La stagione 2019/2020 del Napoli sarà incentrata su una chiave tattica rilevante e al tempo stesso rischiosa, se non effettuata correttamente, nonché dispendiosa: il pressing.

TIMING – Il recupero palla offensivo, come azione collettiva, pressing, prevede una cura maniacale del timing, sia per le singole pressioni sia per la marcatura degli appoggi o per la copertura degli spazi (così da intercettare palla).

POTENZA METABOLICA – Parlo di azione dispendiosa, ma non sempre!

Guardiola ha introdotto la regola del recupero palla entro i 5 secondi in allenamento per rendere efficace il pressing. Più che i meriti a Guardiola, andrebbero riconosciuti al suo staff: quei 5 secondi, infatti, sono uno slogan che nasconde precisi approfondimenti di match analysis quantitativa. Si è dimostrato che – entro i 6 secondi – la riaggressione, pur richiedendo un’elevata potenza metabolica, induce ad un dispendio energetico più basso sia dell’azione manovrata sia della linea d’attesa.

Dal punto di vista fisico la riaggressione, se effettuata in quel breve lasso di tempo, sembra essere la scelta più corretta. A causa dell’elevata intensità richiesta dall’applicazione di quel principio, oltrepassare quella soglia temporale significa aumentare ovviamente il dispendio energetico.

IL NUOVO NAPOLI

Il nuovo Napoli targato Carlo Ancelotti, versione 2.0, intenderà portare un’innovazione al classico pressing visto in Italia come “tradizionale” tattica di difesa, ossia verrà utilizzata come arma per innescare fatali transizioni offensive. Non sarà più il Napoli che recupererà palla per far possesso, bensì sarà la squadra che punterà a contrattaccare rapidamente la porta avversaria.

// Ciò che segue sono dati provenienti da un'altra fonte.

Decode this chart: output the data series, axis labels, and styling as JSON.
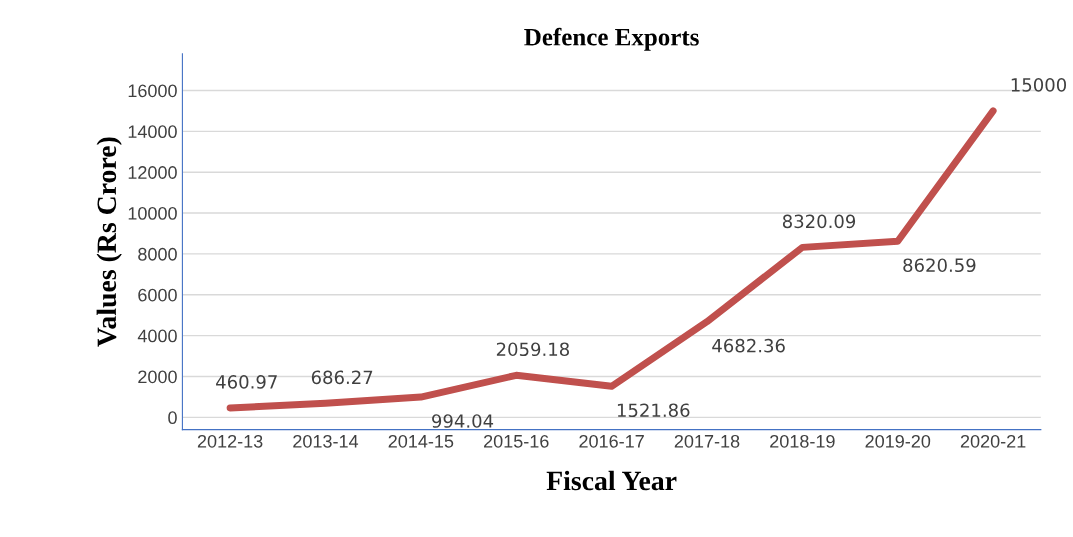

Manolas e Koulibaly giocheranno un ruolo fondamentale, perché attraverso aggressive marcature uomo su uomo, alle spalle della pressione dei reparti più avanzati, potranno accettare situazioni di parità numerica.

Piccola precisazione su Manolas: la nuova regola sul rinvio dal fondo incentiverà sì la costruzione dal basso, ma allo stesso tempo anche il pressing avversario ultra-offensivo.

Quali saranno i possibili scenari?

– Singola pressione individuale avversaria su Manolas in possesso, il quale, essendo l’uomo arretrato meno abile nella gestione della palla, potrà essere maggiormente indotto in errore;

– negare a Manolas gli appoggi e lasciargli libera la prima impostazione, qualità nella quale non eccelle.

Il Napoli, che concepisce oggi un sistema di gioco fluido, del quale ho spesso parlato, riuscirà a modellarsi in funzione dell’avversario, così anche nell’attuazione del pressing.

In questa ottica, quindi, vedremo un Napoli camaleontico, intelligente, che troverà il giusto espediente tra controllo degli avversari e degli spazi.